Although the observed AUC values indicate moderate diagnostic accuracy, these biomarkers alone are unlikely to be sufficient for clinical decision-making. Instead, they may serve as complementary tools alongside established diagnostic methods.
The discrepancy between absolute urinary biomarker concentrations and creatinine-normalized values observed in our study highlights the importance of correcting for urine dilution. Variations in urinary concentration, particularly in pediatric populations, may obscure true biological differences when absolute values are considered alone. Normalization to urinary creatinine provides a more reliable estimation of biomarker excretion and may better reflect intrarenal pathological processes. This finding underscores the necessity of interpreting urinary biomarkers in the context of creatinine adjustment.
However, we also observed significantly lower urinary TGF-β levels in high-grade VUR, which may appear paradoxical. This finding can be explained by stage-dependent dynamics of fibrogenesis. In the early stages, increased production leads to higher urinary excretion, whereas in advanced disease, TGF-β becomes sequestered within fibrotic tissue, and tubular damage reduces its urinary release. Despite lower urinary TGF-β levels in severe VUR, ROC analysis demonstrated that the uTGF-β/Cr ratio retains diagnostic value. This suggests that biomarker performance depends more on its ability to distinguish pathological from physiological states than on linear increases with disease severity.
CD147 (basigin) has recently gained attention as a regulator of MMP expression. It stimulates MMP-9 production and enhances ECM remodeling and inflammatory cell migration [24]. Although no clinical studies have directly investigated CD147 in children with VUR, experimental and clinical evidence from other renal diseases suggest its involvement in fibrosis.
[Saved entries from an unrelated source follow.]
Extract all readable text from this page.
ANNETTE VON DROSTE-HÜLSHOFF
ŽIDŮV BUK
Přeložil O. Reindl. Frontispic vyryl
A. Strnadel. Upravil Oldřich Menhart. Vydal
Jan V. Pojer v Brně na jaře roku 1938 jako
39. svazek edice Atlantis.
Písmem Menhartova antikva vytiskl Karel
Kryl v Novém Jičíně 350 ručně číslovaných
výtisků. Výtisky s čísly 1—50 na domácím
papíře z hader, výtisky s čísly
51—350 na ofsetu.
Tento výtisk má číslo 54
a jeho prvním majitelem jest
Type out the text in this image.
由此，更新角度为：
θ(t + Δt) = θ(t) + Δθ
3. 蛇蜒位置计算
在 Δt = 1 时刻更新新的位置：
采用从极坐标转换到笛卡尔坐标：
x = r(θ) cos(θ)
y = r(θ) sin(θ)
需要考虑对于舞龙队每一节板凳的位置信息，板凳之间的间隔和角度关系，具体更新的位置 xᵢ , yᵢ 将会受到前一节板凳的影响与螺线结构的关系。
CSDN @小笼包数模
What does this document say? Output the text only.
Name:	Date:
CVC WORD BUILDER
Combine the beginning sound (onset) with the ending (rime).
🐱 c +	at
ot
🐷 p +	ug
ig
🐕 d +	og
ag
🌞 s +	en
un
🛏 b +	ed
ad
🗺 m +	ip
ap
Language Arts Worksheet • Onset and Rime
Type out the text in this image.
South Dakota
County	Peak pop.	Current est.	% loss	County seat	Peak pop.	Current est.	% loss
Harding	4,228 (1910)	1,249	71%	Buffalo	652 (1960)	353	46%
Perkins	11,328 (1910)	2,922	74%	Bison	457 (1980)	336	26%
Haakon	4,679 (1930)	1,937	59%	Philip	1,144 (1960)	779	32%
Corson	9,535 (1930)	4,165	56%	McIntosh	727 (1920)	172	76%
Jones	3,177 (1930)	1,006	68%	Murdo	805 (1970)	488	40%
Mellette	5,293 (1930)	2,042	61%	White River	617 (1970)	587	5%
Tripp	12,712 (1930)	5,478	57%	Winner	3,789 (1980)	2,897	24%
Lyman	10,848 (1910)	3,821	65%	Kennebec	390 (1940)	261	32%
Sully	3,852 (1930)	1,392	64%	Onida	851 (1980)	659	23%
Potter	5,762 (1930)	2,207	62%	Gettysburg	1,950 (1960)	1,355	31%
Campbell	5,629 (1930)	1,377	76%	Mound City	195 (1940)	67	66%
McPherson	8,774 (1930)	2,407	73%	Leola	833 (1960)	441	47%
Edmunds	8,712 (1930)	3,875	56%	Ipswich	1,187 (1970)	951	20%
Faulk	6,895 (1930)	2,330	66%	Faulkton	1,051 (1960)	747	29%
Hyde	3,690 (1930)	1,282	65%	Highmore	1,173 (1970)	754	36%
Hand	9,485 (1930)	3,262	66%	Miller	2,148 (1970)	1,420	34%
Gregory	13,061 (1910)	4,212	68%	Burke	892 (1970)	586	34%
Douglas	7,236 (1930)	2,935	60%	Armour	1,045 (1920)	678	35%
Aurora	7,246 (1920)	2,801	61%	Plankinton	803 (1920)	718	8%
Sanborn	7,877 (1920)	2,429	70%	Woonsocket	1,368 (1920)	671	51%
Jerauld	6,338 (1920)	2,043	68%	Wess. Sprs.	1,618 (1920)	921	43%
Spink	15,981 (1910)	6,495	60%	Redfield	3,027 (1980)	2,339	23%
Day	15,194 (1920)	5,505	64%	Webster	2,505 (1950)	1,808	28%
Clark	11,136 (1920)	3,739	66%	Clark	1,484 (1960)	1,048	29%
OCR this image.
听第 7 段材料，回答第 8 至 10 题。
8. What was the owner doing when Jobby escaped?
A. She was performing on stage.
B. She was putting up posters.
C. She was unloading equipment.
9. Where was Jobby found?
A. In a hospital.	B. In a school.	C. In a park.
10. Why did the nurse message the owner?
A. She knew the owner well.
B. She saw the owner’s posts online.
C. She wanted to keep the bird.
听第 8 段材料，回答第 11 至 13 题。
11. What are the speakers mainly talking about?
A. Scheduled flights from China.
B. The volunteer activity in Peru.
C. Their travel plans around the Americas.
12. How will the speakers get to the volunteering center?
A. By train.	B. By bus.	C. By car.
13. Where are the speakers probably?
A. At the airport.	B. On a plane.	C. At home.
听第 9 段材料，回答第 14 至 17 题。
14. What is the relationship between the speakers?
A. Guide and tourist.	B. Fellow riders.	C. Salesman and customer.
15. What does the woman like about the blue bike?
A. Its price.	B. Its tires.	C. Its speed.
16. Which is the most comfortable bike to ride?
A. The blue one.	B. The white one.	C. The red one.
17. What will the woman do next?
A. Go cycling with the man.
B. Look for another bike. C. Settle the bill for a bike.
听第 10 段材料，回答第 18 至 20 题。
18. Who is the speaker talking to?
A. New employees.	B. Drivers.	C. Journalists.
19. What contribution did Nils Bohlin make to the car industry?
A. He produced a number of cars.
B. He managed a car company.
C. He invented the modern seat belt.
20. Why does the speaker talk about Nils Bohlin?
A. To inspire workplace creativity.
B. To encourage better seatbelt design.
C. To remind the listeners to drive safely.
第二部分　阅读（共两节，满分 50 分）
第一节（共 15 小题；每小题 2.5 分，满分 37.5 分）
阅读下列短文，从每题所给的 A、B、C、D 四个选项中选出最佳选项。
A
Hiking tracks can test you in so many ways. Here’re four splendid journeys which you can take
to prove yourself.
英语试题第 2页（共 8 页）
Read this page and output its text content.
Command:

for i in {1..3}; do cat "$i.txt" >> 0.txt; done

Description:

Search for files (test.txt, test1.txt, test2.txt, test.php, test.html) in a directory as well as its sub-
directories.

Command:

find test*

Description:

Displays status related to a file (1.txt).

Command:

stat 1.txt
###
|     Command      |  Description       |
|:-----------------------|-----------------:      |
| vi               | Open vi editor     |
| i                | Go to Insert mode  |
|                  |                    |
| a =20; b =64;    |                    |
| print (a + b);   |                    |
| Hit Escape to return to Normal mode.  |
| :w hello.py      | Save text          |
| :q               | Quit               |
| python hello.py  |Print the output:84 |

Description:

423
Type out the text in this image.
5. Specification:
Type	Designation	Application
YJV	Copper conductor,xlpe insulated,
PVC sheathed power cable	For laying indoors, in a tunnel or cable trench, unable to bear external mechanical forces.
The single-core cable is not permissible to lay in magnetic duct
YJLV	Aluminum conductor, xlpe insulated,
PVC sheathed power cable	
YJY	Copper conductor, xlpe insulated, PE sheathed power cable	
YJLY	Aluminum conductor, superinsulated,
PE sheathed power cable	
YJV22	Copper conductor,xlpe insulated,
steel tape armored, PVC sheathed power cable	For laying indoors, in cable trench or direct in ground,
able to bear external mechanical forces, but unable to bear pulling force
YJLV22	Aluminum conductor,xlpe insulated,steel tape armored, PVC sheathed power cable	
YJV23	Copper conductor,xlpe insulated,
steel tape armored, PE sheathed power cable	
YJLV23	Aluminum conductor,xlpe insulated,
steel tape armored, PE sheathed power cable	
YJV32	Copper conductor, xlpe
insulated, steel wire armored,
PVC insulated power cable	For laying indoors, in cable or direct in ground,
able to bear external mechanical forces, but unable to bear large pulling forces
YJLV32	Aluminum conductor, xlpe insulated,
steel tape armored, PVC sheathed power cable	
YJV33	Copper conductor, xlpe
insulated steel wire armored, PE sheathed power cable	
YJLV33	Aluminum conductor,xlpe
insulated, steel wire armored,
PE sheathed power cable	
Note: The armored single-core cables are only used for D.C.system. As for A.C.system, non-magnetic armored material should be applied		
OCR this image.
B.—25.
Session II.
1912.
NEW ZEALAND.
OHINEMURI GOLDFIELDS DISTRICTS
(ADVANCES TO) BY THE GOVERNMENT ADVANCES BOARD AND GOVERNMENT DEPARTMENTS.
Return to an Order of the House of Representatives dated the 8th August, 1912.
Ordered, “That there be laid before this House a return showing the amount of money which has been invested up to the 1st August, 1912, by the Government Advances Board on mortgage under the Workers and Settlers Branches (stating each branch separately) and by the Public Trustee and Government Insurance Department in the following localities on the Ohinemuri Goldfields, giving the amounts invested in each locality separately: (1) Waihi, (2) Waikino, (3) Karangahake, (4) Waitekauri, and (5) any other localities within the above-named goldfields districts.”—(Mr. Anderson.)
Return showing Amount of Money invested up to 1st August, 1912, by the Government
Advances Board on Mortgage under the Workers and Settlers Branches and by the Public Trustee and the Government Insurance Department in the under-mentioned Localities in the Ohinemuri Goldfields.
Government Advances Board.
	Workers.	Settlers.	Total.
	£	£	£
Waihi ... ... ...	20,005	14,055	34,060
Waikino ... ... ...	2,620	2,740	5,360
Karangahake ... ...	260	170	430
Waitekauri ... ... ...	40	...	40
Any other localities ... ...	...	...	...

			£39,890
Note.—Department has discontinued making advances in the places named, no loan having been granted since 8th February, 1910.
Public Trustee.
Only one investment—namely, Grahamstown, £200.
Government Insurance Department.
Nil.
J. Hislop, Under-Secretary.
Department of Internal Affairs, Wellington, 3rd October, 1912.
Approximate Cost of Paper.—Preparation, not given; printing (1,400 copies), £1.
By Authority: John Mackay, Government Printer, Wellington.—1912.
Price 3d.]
In a unilateral ureteral obstruction model, basigin-deficient mice exhibited significantly reduced renal fibrosis, indicating its active role in ECM remodeling [25]. Clinical studies in IgA nephropathy and diabetic nephropathy have shown that plasma CD147 correlates with renal function and histological damage [26], while elevated urinary CD147 has been reported in kidney transplant rejection [27]. Interestingly, urinary CD147 levels were significantly lower in our VUR cohort, suggesting complex stage-dependent regulation. The observed reduction in urinary CD147 levels in patients with VUR may appear counterintuitive, given its known role as an inducer of MMP expression and promoter of ECM remodeling [28]. One possible explanation lies in the stage-dependent dynamics of renal injury, where CD147 may be retained within the renal tissue during active fibrosis, resulting in reduced urinary excretion. Alternatively, tubular epithelial damage may impair its release into the urine. It is also possible that CD147 exhibits differential regulation compared to other ECM-related mediators, reflecting a more complex and not yet fully understood role in reflux nephropathy. Although CD147 has been implicated in renal fibrosis, its role in VUR remains unclear. In the present study, the observed changes in urinary CD147 should be interpreted cautiously, as no direct mechanistic evidence supports its involvement in VUR. Therefore, CD147 should be considered a promising but exploratory biomarker requiring further validation. Recent studies suggest that while individual biomarkers have limited diagnostic performance, their combination into panels significantly improves predictive accuracy [29,30].
This supports a multimarker approach incorporating inflammation, ECM remodeling, and fibrogenesis pathways.
The multivariate analysis performed for the primary comparison between patients with VUR and controls did not confirm independent associations between urinary biomarkers and VUR after adjustment for age and sex. This finding suggests that the differences observed in univariate analyses may be partially influenced by baseline group characteristics, particularly age. Importantly, the direction of associations remained consistent between univariate and multivariate analyses, supporting the internal validity of the findings despite attenuation of statistical significance after adjustment. The significant effect of age in the adjusted model further highlights its role as a potential confounder, which is consistent with the observed age imbalance between the study groups. These results underscore the importance of considering confounding variables in pediatric biomarker studies and suggest that the observed associations should be interpreted as exploratory and hypothesis-generating. Further studies with larger, age-balanced cohorts are required to clarify the independent role of these biomarkers.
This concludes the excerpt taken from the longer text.